The proliferation of data availability is reshaping the economic and political realm. On the one hand, big data enables private and public parties to provide better quality services and products. On the other, the usage of data has led to policy response for limiting (e.g. the GDPR) or enabling (e.g. EU’s policy towards a ‘digital single market’) the application of big data.
This report aims at revealing the wider economic and political issues involved with utilizing big data by elaborating on the interaction between transport actors (demand-, supply-, external- and governance actors) and their role in the data economy (as data users, suppliers or facilitators).

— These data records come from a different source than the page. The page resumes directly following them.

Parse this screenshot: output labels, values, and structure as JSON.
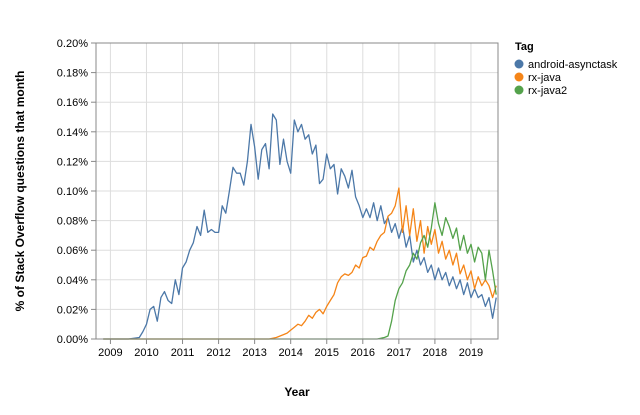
{
  "chart_data": {
    "type": "line",
    "xlabel": "Year",
    "ylabel": "% of Stack Overflow questions that month",
    "xlim": [
      2008.6,
      2019.75
    ],
    "ylim": [
      0,
      0.2
    ],
    "x_ticks": [
      2009,
      2010,
      2011,
      2012,
      2013,
      2014,
      2015,
      2016,
      2017,
      2018,
      2019
    ],
    "y_ticks": [
      0,
      0.02,
      0.04,
      0.06,
      0.08,
      0.1,
      0.12,
      0.14,
      0.16,
      0.18,
      0.2
    ],
    "y_tick_labels": [
      "0.00%",
      "0.02%",
      "0.04%",
      "0.06%",
      "0.08%",
      "0.10%",
      "0.12%",
      "0.14%",
      "0.16%",
      "0.18%",
      "0.20%"
    ],
    "grid": true,
    "legend": {
      "title": "Tag",
      "placement": "right"
    },
    "series": [
      {
        "name": "android-asynctask",
        "color": "#4c78a8",
        "points": [
          [
            2008.8,
            0
          ],
          [
            2009.5,
            0
          ],
          [
            2009.8,
            0.001
          ],
          [
            2009.9,
            0.005
          ],
          [
            2010.0,
            0.01
          ],
          [
            2010.1,
            0.02
          ],
          [
            2010.2,
            0.022
          ],
          [
            2010.3,
            0.012
          ],
          [
            2010.4,
            0.028
          ],
          [
            2010.5,
            0.032
          ],
          [
            2010.6,
            0.026
          ],
          [
            2010.7,
            0.024
          ],
          [
            2010.8,
            0.04
          ],
          [
            2010.9,
            0.03
          ],
          [
            2011.0,
            0.048
          ],
          [
            2011.1,
            0.052
          ],
          [
            2011.2,
            0.06
          ],
          [
            2011.3,
            0.065
          ],
          [
            2011.4,
            0.076
          ],
          [
            2011.5,
            0.07
          ],
          [
            2011.6,
            0.087
          ],
          [
            2011.7,
            0.072
          ],
          [
            2011.8,
            0.074
          ],
          [
            2011.9,
            0.072
          ],
          [
            2012.0,
            0.072
          ],
          [
            2012.1,
            0.09
          ],
          [
            2012.2,
            0.085
          ],
          [
            2012.3,
            0.1
          ],
          [
            2012.4,
            0.116
          ],
          [
            2012.5,
            0.112
          ],
          [
            2012.6,
            0.112
          ],
          [
            2012.7,
            0.104
          ],
          [
            2012.8,
            0.12
          ],
          [
            2012.9,
            0.145
          ],
          [
            2013.0,
            0.13
          ],
          [
            2013.1,
            0.108
          ],
          [
            2013.2,
            0.128
          ],
          [
            2013.3,
            0.132
          ],
          [
            2013.4,
            0.115
          ],
          [
            2013.5,
            0.152
          ],
          [
            2013.6,
            0.148
          ],
          [
            2013.7,
            0.118
          ],
          [
            2013.8,
            0.135
          ],
          [
            2013.9,
            0.12
          ],
          [
            2014.0,
            0.112
          ],
          [
            2014.1,
            0.148
          ],
          [
            2014.2,
            0.14
          ],
          [
            2014.3,
            0.145
          ],
          [
            2014.4,
            0.135
          ],
          [
            2014.5,
            0.138
          ],
          [
            2014.6,
            0.125
          ],
          [
            2014.7,
            0.131
          ],
          [
            2014.8,
            0.105
          ],
          [
            2014.9,
            0.108
          ],
          [
            2015.0,
            0.125
          ],
          [
            2015.1,
            0.115
          ],
          [
            2015.2,
            0.118
          ],
          [
            2015.3,
            0.098
          ],
          [
            2015.4,
            0.115
          ],
          [
            2015.5,
            0.11
          ],
          [
            2015.6,
            0.102
          ],
          [
            2015.7,
            0.114
          ],
          [
            2015.8,
            0.096
          ],
          [
            2015.9,
            0.09
          ],
          [
            2016.0,
            0.082
          ],
          [
            2016.1,
            0.088
          ],
          [
            2016.2,
            0.082
          ],
          [
            2016.3,
            0.092
          ],
          [
            2016.4,
            0.08
          ],
          [
            2016.5,
            0.09
          ],
          [
            2016.6,
            0.078
          ],
          [
            2016.7,
            0.082
          ],
          [
            2016.8,
            0.072
          ],
          [
            2016.9,
            0.078
          ],
          [
            2017.0,
            0.068
          ],
          [
            2017.1,
            0.076
          ],
          [
            2017.2,
            0.062
          ],
          [
            2017.3,
            0.07
          ],
          [
            2017.4,
            0.052
          ],
          [
            2017.5,
            0.06
          ],
          [
            2017.6,
            0.05
          ],
          [
            2017.7,
            0.055
          ],
          [
            2017.8,
            0.045
          ],
          [
            2017.9,
            0.05
          ],
          [
            2018.0,
            0.04
          ],
          [
            2018.1,
            0.048
          ],
          [
            2018.2,
            0.04
          ],
          [
            2018.3,
            0.045
          ],
          [
            2018.4,
            0.036
          ],
          [
            2018.5,
            0.042
          ],
          [
            2018.6,
            0.034
          ],
          [
            2018.7,
            0.04
          ],
          [
            2018.8,
            0.03
          ],
          [
            2018.9,
            0.038
          ],
          [
            2019.0,
            0.028
          ],
          [
            2019.1,
            0.034
          ],
          [
            2019.2,
            0.028
          ],
          [
            2019.3,
            0.03
          ],
          [
            2019.4,
            0.022
          ],
          [
            2019.5,
            0.028
          ],
          [
            2019.6,
            0.014
          ],
          [
            2019.7,
            0.028
          ]
        ]
      },
      {
        "name": "rx-java",
        "color": "#f58518",
        "points": [
          [
            2008.8,
            0
          ],
          [
            2013.4,
            0
          ],
          [
            2013.6,
            0.001
          ],
          [
            2013.8,
            0.003
          ],
          [
            2013.9,
            0.004
          ],
          [
            2014.0,
            0.006
          ],
          [
            2014.1,
            0.008
          ],
          [
            2014.2,
            0.01
          ],
          [
            2014.3,
            0.009
          ],
          [
            2014.4,
            0.012
          ],
          [
            2014.5,
            0.016
          ],
          [
            2014.6,
            0.014
          ],
          [
            2014.7,
            0.018
          ],
          [
            2014.8,
            0.02
          ],
          [
            2014.9,
            0.017
          ],
          [
            2015.0,
            0.022
          ],
          [
            2015.1,
            0.026
          ],
          [
            2015.2,
            0.03
          ],
          [
            2015.3,
            0.038
          ],
          [
            2015.4,
            0.042
          ],
          [
            2015.5,
            0.044
          ],
          [
            2015.6,
            0.043
          ],
          [
            2015.7,
            0.045
          ],
          [
            2015.8,
            0.05
          ],
          [
            2015.9,
            0.048
          ],
          [
            2016.0,
            0.055
          ],
          [
            2016.1,
            0.056
          ],
          [
            2016.2,
            0.062
          ],
          [
            2016.3,
            0.06
          ],
          [
            2016.4,
            0.066
          ],
          [
            2016.5,
            0.07
          ],
          [
            2016.6,
            0.072
          ],
          [
            2016.7,
            0.083
          ],
          [
            2016.8,
            0.085
          ],
          [
            2016.9,
            0.09
          ],
          [
            2017.0,
            0.102
          ],
          [
            2017.1,
            0.072
          ],
          [
            2017.2,
            0.09
          ],
          [
            2017.3,
            0.07
          ],
          [
            2017.4,
            0.088
          ],
          [
            2017.5,
            0.066
          ],
          [
            2017.6,
            0.08
          ],
          [
            2017.7,
            0.058
          ],
          [
            2017.8,
            0.076
          ],
          [
            2017.9,
            0.064
          ],
          [
            2018.0,
            0.074
          ],
          [
            2018.1,
            0.058
          ],
          [
            2018.2,
            0.066
          ],
          [
            2018.3,
            0.054
          ],
          [
            2018.4,
            0.06
          ],
          [
            2018.5,
            0.05
          ],
          [
            2018.6,
            0.058
          ],
          [
            2018.7,
            0.044
          ],
          [
            2018.8,
            0.05
          ],
          [
            2018.9,
            0.04
          ],
          [
            2019.0,
            0.046
          ],
          [
            2019.1,
            0.034
          ],
          [
            2019.2,
            0.042
          ],
          [
            2019.3,
            0.036
          ],
          [
            2019.4,
            0.04
          ],
          [
            2019.5,
            0.036
          ],
          [
            2019.6,
            0.028
          ],
          [
            2019.7,
            0.036
          ]
        ]
      },
      {
        "name": "rx-java2",
        "color": "#54a24b",
        "points": [
          [
            2008.8,
            0
          ],
          [
            2016.4,
            0
          ],
          [
            2016.6,
            0.001
          ],
          [
            2016.7,
            0.002
          ],
          [
            2016.8,
            0.012
          ],
          [
            2016.9,
            0.026
          ],
          [
            2017.0,
            0.034
          ],
          [
            2017.1,
            0.038
          ],
          [
            2017.2,
            0.046
          ],
          [
            2017.3,
            0.05
          ],
          [
            2017.4,
            0.058
          ],
          [
            2017.5,
            0.054
          ],
          [
            2017.6,
            0.065
          ],
          [
            2017.7,
            0.07
          ],
          [
            2017.8,
            0.062
          ],
          [
            2017.9,
            0.075
          ],
          [
            2018.0,
            0.092
          ],
          [
            2018.1,
            0.078
          ],
          [
            2018.2,
            0.07
          ],
          [
            2018.3,
            0.082
          ],
          [
            2018.4,
            0.076
          ],
          [
            2018.5,
            0.068
          ],
          [
            2018.6,
            0.075
          ],
          [
            2018.7,
            0.06
          ],
          [
            2018.8,
            0.07
          ],
          [
            2018.9,
            0.058
          ],
          [
            2019.0,
            0.064
          ],
          [
            2019.1,
            0.052
          ],
          [
            2019.2,
            0.062
          ],
          [
            2019.3,
            0.058
          ],
          [
            2019.4,
            0.04
          ],
          [
            2019.5,
            0.06
          ],
          [
            2019.6,
            0.046
          ],
          [
            2019.7,
            0.03
          ]
        ]
      }
    ]
  }
}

Subsequently, the interaction between these actors is described on various levels.
On the firm level, private parties use big data use big data for improved situational awareness of the transport system, improving the capacity of transport networks, improving transportation services and facilitating the shift to sustainable transport.
On the industry level, the data economy is expected to grow rapidly in the coming years. While the EU data economy remains to be in a deficit compared to the US regarding structural factors (fewer data SME), cultural/educational factors (ability to create and keep data-related skills), and the presence of IT giants, there is a healthy presence of digital start-ups and innovation capacity.
On the national level, governments utilize big data in improving organisational performance and in service provision and policy making. Subsequently, big data is applied in transport related government tasks, including transport planning, traffic monitoring and public transport provision.
On international level, governments want to control data flows to limit the negative consequences of data, e.g. preventing the misuse of personal or classified data. Another reason is to easier carry out their task as supervisor, e.g. demanding local storage of tax or gambling data to simplify control routines.
Having discussed this, the most critical challenges for the future identified in this report are:
- Lack of data professionals, in particular within governments;
- Government compartmentalization, limiting optimal data usage by governments;
- An insufficient framework that satisfies both the user demand for privacy and the usage of personal information for business innovation. This is particularly relevant for public-private data sharing schemes;
- Too little awareness on the capacity of big data, as ‘bad’ big data analysis happens quickly, i.e. too little knowledge on what transport-related questions it can and cannot address, and how big data should address these questions.
This document is valuable in the objective definition stage of big data applications in transport. It facilitates the discussion on if big data should be used by providing insight into how that may be. Economic actors are provided with an overview of existing applications of big data in the transport sector. Political actors are given insight into how governments are currently using big data.